For the past week I’ve been having connectivity issues multiple times a day with M3 MBP on WiFi. 3-4 times a day my Mac decides it doesn’t have an internet connection even though it’s connected to WiFi.
Don’t think it’s the router - no other device in the house loses an internet connection my MBP does
DHCP Lease - I.E. the IP address of my Mac being assigned to something else. This morning it happened twice in one hour since DHCP leases are never that short
Reboot my MBP - I have twice in the past few days
Location - I’ve had happen in my office and in the kitchen. Neither is more 20ft from the router
Or a microwave oven, a notorious source of wifi interference. Did a family member heat up a cup of coffee when you experienced the problem? Another possibility would be a USB 3.0-connected device such as a portable HDD or SSD connected to your MBP.
@shandy wow every knob, dial and switch under the sun. Cool. I could spend weeks lost inside this maze.
@Arthur Thanks USB devices connected - at my desk a OWC Thunderbolt dock and from it my monitor. However, I’ve had this problem away from desk as well.

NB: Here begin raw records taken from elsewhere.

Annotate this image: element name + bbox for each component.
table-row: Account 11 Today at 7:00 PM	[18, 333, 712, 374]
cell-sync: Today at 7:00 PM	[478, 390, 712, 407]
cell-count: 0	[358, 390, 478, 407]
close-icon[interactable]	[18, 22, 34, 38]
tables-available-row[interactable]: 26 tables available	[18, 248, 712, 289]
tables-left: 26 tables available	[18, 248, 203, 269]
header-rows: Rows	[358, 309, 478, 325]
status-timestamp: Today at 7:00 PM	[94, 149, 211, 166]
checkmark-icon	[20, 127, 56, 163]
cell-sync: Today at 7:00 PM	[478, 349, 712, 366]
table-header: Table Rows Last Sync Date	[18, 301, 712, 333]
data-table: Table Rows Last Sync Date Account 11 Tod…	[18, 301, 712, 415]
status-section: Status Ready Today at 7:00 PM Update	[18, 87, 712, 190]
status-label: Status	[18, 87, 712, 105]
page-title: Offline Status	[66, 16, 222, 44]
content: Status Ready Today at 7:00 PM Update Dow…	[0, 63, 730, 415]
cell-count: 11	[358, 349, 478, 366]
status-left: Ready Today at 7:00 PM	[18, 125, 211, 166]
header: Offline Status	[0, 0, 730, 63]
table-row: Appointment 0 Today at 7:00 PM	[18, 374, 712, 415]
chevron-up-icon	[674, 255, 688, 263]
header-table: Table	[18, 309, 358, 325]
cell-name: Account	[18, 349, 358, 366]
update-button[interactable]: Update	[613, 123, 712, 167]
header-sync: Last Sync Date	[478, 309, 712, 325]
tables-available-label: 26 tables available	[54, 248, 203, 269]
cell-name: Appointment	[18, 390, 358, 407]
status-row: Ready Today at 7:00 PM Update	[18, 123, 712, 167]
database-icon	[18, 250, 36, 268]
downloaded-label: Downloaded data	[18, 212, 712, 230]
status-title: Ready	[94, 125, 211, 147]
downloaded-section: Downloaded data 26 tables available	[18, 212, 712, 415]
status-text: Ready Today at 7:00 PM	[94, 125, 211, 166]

@jec0047 Thanks - just to muddy issues further, I hardwired my computer this morning with an ethernet cable and then had another outage in the early afternoon.

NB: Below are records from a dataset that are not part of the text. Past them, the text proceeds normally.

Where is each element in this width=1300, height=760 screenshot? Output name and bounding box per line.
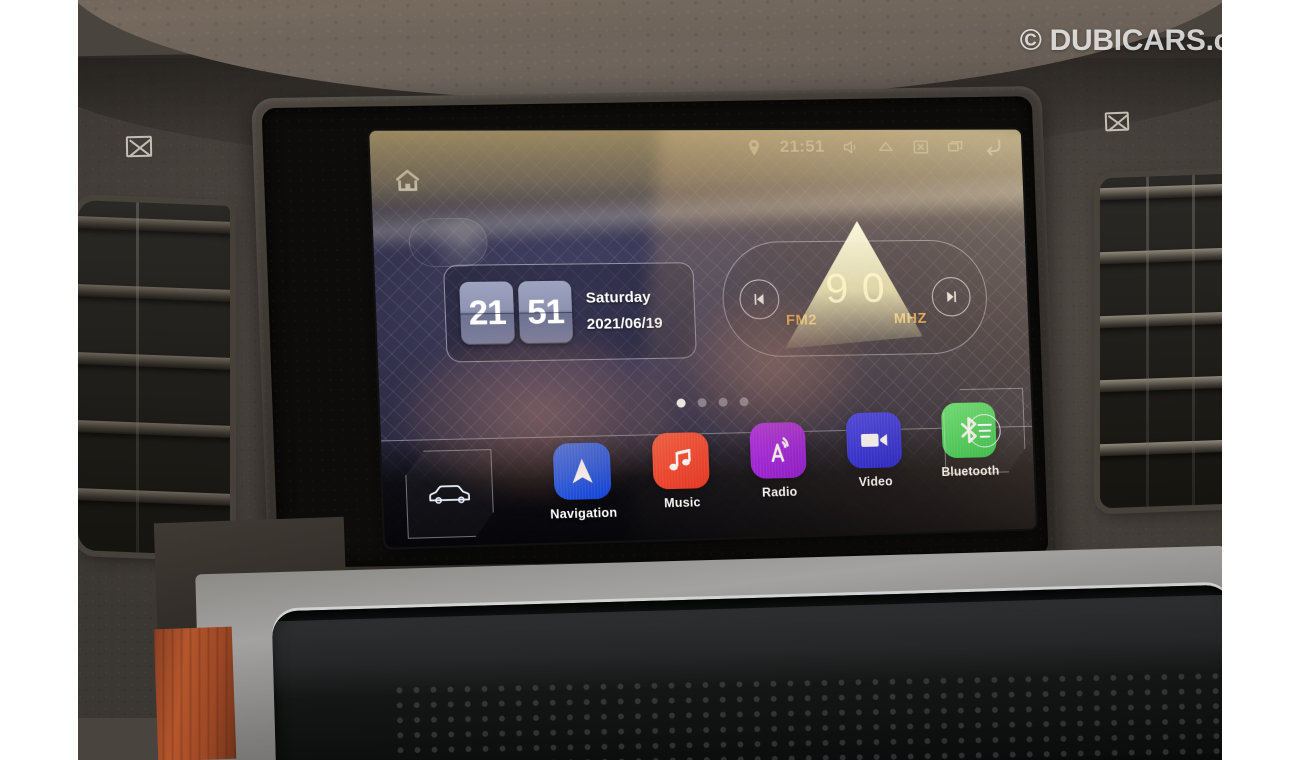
next-station-icon bbox=[946, 291, 957, 303]
previous-station-icon bbox=[754, 293, 764, 305]
car-interior-photo: 21:51 21 51 Saturday 2021/06/19 9 0 FM2 … bbox=[78, 0, 1222, 760]
watermark: © DUBICARS.c bbox=[1019, 24, 1222, 57]
back-icon[interactable] bbox=[981, 134, 1005, 158]
radio-frequency: 9 0 bbox=[824, 263, 887, 311]
page-dot[interactable] bbox=[697, 398, 707, 408]
radio-prev-button[interactable] bbox=[738, 279, 781, 320]
flip-minutes: 51 bbox=[517, 280, 574, 345]
airbag-x-icon bbox=[1104, 111, 1130, 132]
volume-icon[interactable] bbox=[841, 137, 860, 156]
radio-widget[interactable]: 9 0 FM2 MHZ bbox=[720, 239, 990, 358]
airbag-x-icon bbox=[125, 135, 153, 158]
clock-widget[interactable]: 21 51 Saturday 2021/06/19 bbox=[442, 262, 697, 363]
radio-next-button[interactable] bbox=[931, 276, 972, 317]
page-dot[interactable] bbox=[739, 397, 749, 407]
air-vent-left bbox=[78, 200, 230, 556]
storage-tray bbox=[271, 584, 1222, 760]
app-radio[interactable]: Radio bbox=[740, 421, 816, 500]
video-camera-icon bbox=[845, 411, 903, 469]
screenshot-root: 21:51 21 51 Saturday 2021/06/19 9 0 FM2 … bbox=[0, 0, 1300, 760]
navigation-arrow-icon bbox=[552, 442, 612, 501]
car-icon bbox=[424, 479, 475, 509]
home-button[interactable] bbox=[391, 165, 423, 196]
location-pin-icon bbox=[748, 139, 760, 155]
app-drawer-button[interactable] bbox=[942, 388, 1026, 474]
app-music[interactable]: Music bbox=[643, 432, 720, 511]
app-label-radio: Radio bbox=[761, 484, 798, 500]
clock-date-block: Saturday 2021/06/19 bbox=[585, 284, 663, 338]
status-bar-clock: 21:51 bbox=[779, 136, 825, 156]
radio-band: FM2 bbox=[785, 311, 818, 330]
status-bar: 21:51 bbox=[369, 130, 1022, 166]
infotainment-screen[interactable]: 21:51 21 51 Saturday 2021/06/19 9 0 FM2 … bbox=[369, 129, 1037, 548]
app-video[interactable]: Video bbox=[837, 411, 912, 490]
page-border-right bbox=[1222, 0, 1300, 760]
wood-trim-panel bbox=[153, 626, 237, 760]
radio-tower-icon bbox=[749, 421, 807, 479]
clock-date: 2021/06/19 bbox=[586, 314, 663, 333]
radio-display: 9 0 FM2 MHZ bbox=[778, 263, 933, 330]
screen-off-icon[interactable] bbox=[911, 137, 930, 156]
app-label-navigation: Navigation bbox=[550, 505, 618, 522]
page-dot[interactable] bbox=[718, 397, 728, 407]
app-label-music: Music bbox=[663, 495, 701, 511]
flip-hours: 21 bbox=[459, 281, 516, 346]
car-info-button[interactable] bbox=[404, 449, 494, 539]
recents-icon[interactable] bbox=[946, 137, 965, 156]
eject-icon[interactable] bbox=[876, 137, 895, 156]
page-dot[interactable] bbox=[676, 398, 686, 408]
app-label-video: Video bbox=[858, 474, 893, 490]
page-border-left bbox=[0, 0, 78, 760]
flip-clock: 21 51 bbox=[459, 280, 574, 346]
app-navigation[interactable]: Navigation bbox=[543, 442, 621, 522]
radio-unit: MHZ bbox=[893, 310, 928, 328]
home-icon bbox=[391, 165, 423, 196]
air-vent-right bbox=[1100, 173, 1222, 509]
clock-weekday: Saturday bbox=[585, 288, 651, 307]
music-note-icon bbox=[651, 432, 710, 490]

Running zoom all day to facilitate a workshop was a good way of surfacing this strange strange issue.
If you have multiple active connections, your computer tries the one at the top of the list first, then tries the others in descending order.
So it is possible, albeit unlikely, that your Mac could be accessing the wifi network. You can eliminate that possibility by turning the wifi off. It certainly couldn’t hurt.
@MacExpert My MBP is on wireless 99% of the time. I dragged an ethernet cable around the house on Monday to see if a wired connection would fix. No such luck. The problem is definitely happens on wireless, it also happened once when wired. Since the cable is draped over two floors I can’t afford to leave it around the house for days on end.
What I was looking for was whether your gateway or router logs network events. Unfortunately documentation for that device seems pretty scarce. Also unfortunately, complaints of wifi drop-outs seem to be rather common with that device.
If you can locate a logging function on the gateway you might find something to point you in the right direction. Otherwise a tech support call/visit may be in your future.
How about 0.5 – Bell (the ISP) has no idea what the problem is. So they’re dispatching a new modem in an attempt to avoid dealing with the problem. As to the upgrade, I honestly can’t figure how I will even notice the difference.
If the new modem is better - I win. If not I will hit the log files again.
When I saw the pppo:TR69, that’s clearly on their side,
SO, yes replace the modem (so they can successfully run TR-069 stuff), and when You said “you won an
upgraded connection…” I thought that they had maxed you out as compensation for their errors
this happened to me with a similar incident, and my speed was upgraded at no charge and I wondered if it was an industry thing?